In times past, I backed up the relatively small client list for INSIGHT to a remote 3TB drive. That's no longer tenable with these new services. I needed something easily extensible and completely cloud-based where our Amazon EC2 servers could backup to our Amazon S3 repositories.
A bit of research into Amazon Command Line Interface tools led to the answer.
#!/bin/bash
# very important to define the home directory and
# where to find the IAM credentials for access
export HOME=/root
AWS_CONFIG_FILE="~/.aws/config"
# add today's source code
now=$(date +"%H.%M.%S")
echo "$now: adding current servicd source code before creating backups"
rm -rf /root/backups/servicd/*
cd /root/backups/servicd/
mkdir source
cp -R /var/www/html/servicd/ source/
# strip out files not specific to the SaaS part of servicd
rm -rf ~/backups/servicd/$today/source/servicd/[long list of files that are on the public side of the site]
# prepare to dump
now=$(date +"%H.%M.%S")
echo "$now: starting backup of servicd clients"
# this is the list of active servicd clients
input="/root/backups/servicd_list"
# run through the list, getting one name at a time
while read -r line
do
now=$(date +"%H.%M.%S")
echo "$now: backup of $line"
# remove prior archives and dumps
rm -rf *.gz
rm -rf *.dmp
# dump databases (add to servicd_list as needed)
pg_dump $line > $line.dmp
# compress the archive
now=$(date +"%H.%M.%S")
echo "$now: compressing backup for $line"
tar -zcvf ~/backups/servicd/$line.gz ~/backups/servicd/
now=$(date +"%H.%M.%S")
echo "$now: ready to backup to S3"
# dump to S3 archive
date=$(date +"%Y.%m.%d")
/root/bin/aws s3 cp /root/backups/servicd/$line.gz s3://backups.myservicd.com/$line/$date.gz
now=$(date +"%H.%M.%S")
echo "$now: $line backup is done"
done < "$input"
now=$(date +"%H.%M.%S")
echo "$now: all backups are done"
Here are the main points:
- The list of active clients is a single text file of their database names.
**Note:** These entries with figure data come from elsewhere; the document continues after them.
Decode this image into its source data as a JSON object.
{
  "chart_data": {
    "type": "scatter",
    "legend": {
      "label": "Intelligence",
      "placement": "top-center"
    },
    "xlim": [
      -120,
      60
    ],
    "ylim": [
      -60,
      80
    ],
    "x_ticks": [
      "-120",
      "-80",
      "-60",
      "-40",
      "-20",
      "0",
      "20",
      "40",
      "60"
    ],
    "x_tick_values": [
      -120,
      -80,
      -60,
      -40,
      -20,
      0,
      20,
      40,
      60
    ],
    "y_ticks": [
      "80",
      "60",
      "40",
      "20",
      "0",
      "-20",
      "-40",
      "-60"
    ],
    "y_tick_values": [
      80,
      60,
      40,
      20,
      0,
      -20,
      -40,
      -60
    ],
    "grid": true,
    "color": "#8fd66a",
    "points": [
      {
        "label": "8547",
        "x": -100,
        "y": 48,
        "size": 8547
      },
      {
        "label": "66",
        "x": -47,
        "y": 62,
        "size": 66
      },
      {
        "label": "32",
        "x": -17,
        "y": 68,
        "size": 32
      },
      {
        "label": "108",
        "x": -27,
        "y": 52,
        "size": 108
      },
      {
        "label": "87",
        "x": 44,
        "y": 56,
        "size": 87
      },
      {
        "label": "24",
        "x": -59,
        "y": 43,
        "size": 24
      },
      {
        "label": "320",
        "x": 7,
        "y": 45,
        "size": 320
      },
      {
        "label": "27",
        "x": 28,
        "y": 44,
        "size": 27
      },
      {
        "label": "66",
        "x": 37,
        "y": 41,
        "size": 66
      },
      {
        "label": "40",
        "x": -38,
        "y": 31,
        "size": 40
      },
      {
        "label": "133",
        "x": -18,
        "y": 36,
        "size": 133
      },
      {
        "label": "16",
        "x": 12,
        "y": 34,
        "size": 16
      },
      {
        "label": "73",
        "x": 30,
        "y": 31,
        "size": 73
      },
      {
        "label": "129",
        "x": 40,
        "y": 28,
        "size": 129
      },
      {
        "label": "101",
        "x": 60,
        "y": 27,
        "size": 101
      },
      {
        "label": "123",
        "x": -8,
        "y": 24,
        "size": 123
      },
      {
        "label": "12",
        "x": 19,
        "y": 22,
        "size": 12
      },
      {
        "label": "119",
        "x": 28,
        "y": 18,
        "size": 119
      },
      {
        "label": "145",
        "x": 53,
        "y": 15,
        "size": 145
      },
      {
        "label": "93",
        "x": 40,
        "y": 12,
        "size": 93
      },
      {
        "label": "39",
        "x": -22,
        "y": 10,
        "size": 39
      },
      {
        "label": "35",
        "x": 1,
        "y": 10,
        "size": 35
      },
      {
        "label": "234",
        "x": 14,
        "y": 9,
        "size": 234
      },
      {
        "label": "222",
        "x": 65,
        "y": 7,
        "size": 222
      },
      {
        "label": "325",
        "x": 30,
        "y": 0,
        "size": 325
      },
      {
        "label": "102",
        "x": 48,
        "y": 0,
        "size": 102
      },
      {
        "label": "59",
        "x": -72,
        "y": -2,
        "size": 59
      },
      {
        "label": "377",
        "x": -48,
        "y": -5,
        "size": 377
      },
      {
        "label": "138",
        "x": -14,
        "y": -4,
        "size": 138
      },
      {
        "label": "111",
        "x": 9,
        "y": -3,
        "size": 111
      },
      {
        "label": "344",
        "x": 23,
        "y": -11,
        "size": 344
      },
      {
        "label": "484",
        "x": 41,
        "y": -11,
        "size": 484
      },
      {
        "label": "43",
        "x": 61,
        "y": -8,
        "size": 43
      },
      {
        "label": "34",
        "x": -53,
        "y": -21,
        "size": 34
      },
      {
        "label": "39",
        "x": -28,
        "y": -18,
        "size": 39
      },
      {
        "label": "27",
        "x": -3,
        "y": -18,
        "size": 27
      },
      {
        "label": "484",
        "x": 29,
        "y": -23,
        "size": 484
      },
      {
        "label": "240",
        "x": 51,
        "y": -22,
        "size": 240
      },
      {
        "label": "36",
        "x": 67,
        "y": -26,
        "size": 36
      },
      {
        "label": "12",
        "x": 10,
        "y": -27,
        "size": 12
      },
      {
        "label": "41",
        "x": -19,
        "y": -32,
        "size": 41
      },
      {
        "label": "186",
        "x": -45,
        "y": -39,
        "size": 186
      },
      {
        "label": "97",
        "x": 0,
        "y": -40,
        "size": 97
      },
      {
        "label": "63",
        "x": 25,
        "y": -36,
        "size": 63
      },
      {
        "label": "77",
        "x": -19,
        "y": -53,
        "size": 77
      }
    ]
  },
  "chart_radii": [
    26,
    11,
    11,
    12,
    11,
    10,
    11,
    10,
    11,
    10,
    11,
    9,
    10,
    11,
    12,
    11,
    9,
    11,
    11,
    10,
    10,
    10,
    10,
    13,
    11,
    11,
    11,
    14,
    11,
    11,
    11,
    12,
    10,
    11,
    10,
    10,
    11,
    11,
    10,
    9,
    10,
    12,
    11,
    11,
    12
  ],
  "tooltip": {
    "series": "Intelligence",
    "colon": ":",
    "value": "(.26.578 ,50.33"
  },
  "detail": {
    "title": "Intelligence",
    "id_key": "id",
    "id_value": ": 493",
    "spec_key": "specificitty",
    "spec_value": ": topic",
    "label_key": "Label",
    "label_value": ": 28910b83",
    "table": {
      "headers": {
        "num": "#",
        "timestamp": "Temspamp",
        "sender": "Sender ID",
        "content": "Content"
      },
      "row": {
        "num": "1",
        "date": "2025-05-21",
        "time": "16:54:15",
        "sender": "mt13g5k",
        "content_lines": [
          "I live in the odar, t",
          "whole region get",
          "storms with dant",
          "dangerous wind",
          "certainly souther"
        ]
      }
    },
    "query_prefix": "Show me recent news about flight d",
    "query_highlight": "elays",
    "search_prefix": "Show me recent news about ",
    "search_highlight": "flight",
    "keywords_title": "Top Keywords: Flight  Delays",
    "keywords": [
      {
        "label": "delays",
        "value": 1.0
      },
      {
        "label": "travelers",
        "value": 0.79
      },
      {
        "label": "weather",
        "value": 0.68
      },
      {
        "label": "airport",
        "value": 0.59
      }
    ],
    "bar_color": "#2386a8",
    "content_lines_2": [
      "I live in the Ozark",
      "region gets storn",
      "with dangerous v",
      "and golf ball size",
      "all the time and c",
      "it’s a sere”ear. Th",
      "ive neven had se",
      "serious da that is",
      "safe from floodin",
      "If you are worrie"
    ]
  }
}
Very easy to manage.
- When the script runs, it first grabs a copy of the source directory and removes all public-facing (non-SaaS) files.
- It iterates through each active user-base, dumping their database first.
- A gzip archive is made with their database dump and the current source code.
- The compressed archive is backed up to an S3 repository in a sub-directory tied to their database name.
- To add a new backup, all we have to do is edit the config file.
- To stop backing up a client (now inactive), we remove their database name from the config file.
- The script runs as a crontab job every night.
That's it. We hope this is helpful to others. Regards!